Wool is a fan favorite for the colder months of the year, and for good reason. It’s soft, warm, and can be worn as any of your favorite winter layers. It's a totally natural fibre, which means, if it isn't mixed with other fibres when it's produced, it can be composted (and you all KNOW how much I love composting!) It's super durable - even resistant to flame, if that's something that you are worried about - and wicks moisture away from the body keeping you warm and dry all winter. There is a reason humans have been using wool to cover their bodies for literal centuries, and why it's still so popular today. It's awesome!
But, unfortunately, there are some bad bits to the wool story. Whether you are an old or new follower of my clothing, you’ll notice I work primarily with natural materials like tencel (check out my blog all about tencel here), organic cotton and hemp, while avoiding synthetic and also animal fibres, including wool. This isn’t because I don’t enjoy wool or think it would do well with my line, it’s because of the way that the majority of wool in the market is obtained. Womp Womp.

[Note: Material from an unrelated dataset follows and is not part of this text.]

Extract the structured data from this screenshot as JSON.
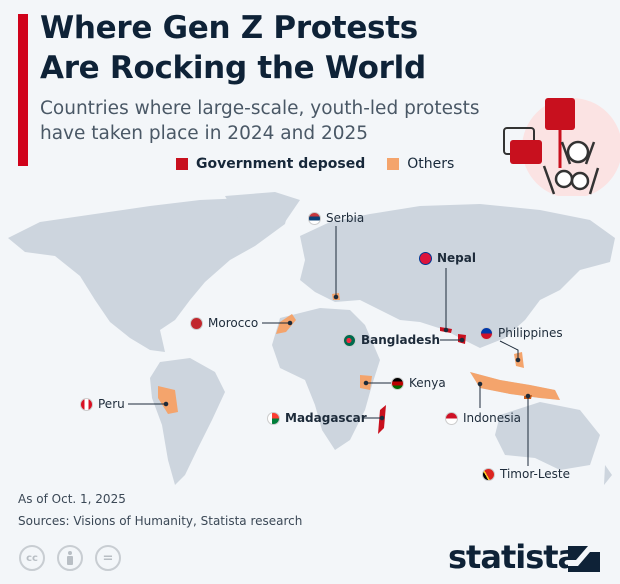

I won’t go into great details about the exact process because frankly it is quite gruesome and incredibly sad, I will however explain it in the lightest and fluffiest way possible. If you didn’t know, wool is a soft fiber obtained from sheep (CUTE!) and is very popular because it absorbs moisture to keep you warm but continues to breathe (which is why it’s a great material for fall and winter). Majority of the worlds wool comes from Australia, where sheep have been bred to have wrinkly skin. Wrinkly skin means more surface area, which means more wool! This excess of cute sheep fluff presents itself as a problem for the sheep because when they “do their business”, it gets caught in the hind area and attracts flies. SO, to avoid this, farmers perform what is called mulesing. Now this is where it gets shocking… The basis of this process is that the farmer strips away chunks of skin from the sheep’s hindquarters, causing a hard, painful callus. No dirty wool, no flies. However, often times the sheep are given no painkillers nor antibiotics and the exposed skin becomes inflected, which attracts more flies anyways. Awful stuff. (For more information on mulesing, check out the PETA website here.)

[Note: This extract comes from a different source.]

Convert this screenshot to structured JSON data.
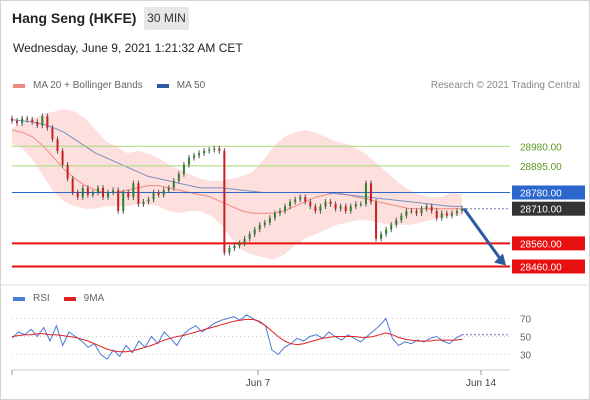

I’m sorry if I’ve ruined your favorite sweater for you, but there is some light in all this sadness. Big global companies like Adidas and HUGO BOSS are avoiding and even banning the use of wool in their lines due to the animal cruelty behind mulesing! The best way to help support the banning of mulesing is to avoid purchasing virgin wool items all together.
Now, I don't meant to turn you off of wool completely, I'm just explaining the reasons that we don't use it in our collections. There are plenty of ways to still be able to wear AND love wool! And really, it's as simple are doing some research (ah yes… the thing we all love doing the most).

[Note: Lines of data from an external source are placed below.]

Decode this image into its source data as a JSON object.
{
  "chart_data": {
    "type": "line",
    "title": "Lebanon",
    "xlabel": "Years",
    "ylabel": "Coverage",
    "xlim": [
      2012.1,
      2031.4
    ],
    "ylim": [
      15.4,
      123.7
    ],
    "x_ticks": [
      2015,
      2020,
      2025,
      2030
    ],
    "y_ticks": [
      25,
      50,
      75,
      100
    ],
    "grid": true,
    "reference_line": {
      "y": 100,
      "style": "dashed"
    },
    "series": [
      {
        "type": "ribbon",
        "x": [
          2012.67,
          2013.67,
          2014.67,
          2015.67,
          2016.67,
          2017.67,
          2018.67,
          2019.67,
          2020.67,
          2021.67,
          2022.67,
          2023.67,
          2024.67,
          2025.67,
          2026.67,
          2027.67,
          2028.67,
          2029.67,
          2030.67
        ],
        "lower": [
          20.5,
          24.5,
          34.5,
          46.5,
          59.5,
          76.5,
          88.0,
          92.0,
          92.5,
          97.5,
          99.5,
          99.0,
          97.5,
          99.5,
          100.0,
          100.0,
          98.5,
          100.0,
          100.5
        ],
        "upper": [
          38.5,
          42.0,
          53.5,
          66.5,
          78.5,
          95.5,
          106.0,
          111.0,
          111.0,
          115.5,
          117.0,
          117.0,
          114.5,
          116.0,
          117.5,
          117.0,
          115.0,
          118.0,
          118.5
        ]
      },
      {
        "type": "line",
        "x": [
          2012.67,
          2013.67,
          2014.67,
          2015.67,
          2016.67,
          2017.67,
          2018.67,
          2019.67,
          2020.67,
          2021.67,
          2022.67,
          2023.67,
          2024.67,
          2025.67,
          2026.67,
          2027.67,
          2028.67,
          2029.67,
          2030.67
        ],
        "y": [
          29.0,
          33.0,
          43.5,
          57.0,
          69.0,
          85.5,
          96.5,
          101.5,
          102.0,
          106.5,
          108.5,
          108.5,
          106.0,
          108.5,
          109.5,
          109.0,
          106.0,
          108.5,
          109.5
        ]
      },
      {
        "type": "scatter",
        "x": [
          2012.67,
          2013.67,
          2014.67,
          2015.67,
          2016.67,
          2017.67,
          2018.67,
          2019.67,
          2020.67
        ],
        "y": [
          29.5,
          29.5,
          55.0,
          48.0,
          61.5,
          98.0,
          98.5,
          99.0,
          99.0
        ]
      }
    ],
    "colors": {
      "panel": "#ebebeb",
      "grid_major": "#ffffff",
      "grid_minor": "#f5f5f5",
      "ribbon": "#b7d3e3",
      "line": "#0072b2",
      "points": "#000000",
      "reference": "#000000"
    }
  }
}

#1: Make sure you know where the wool is coming from before you purchase it. This could mean asking the sales person if they know, googling the brand, or reading the tag! Lots of brands are switching to muelsing-free wool, and trust me, if they are using it, they will be shouting it from the rooftops and you won't have to dig very deep to find information.
#2: Shop second hand for your wool goodies. Wool lasts preeeetttyyy much forever if it's taken care of well, so it's always possible to find beautiful wool garments in your favourite thrift shop. Anyways, good, 100% wool garments are hard to find (and expensive!) nowadays, so better to find them at a discount anyways.
#3: Lots of amazing companies (local Victoria company Anian is a great example) are using recycled wool - wool that has been taken from discarded wool garments, broken down to fibres, and re-spun into beautiful wool yarn again! You get a beautiful new wool sweater, and no animals were harmed in the (re)making of it!
Final words: This isn't a political stand. To us, cruelty-free is just good business.
Here at (Ag)+(Au) we believe natural fabrics are always best, and one day plan on figuring out a cruelty-free, sustainable way to use wool in our collection. We believe that it's our duty as a business to improve life on the planet (be it animal, plant or human) through being conscious about where our raw materials come from, how they are being obtained and the conditions they are being produced in. So until we find a wool supplier we can 100% back, we'll stick to our plants, thank you very much.
Being a conscious consumer helps more people than just yourself, it also helps improve the lives of animals that provide you with the products you know and love!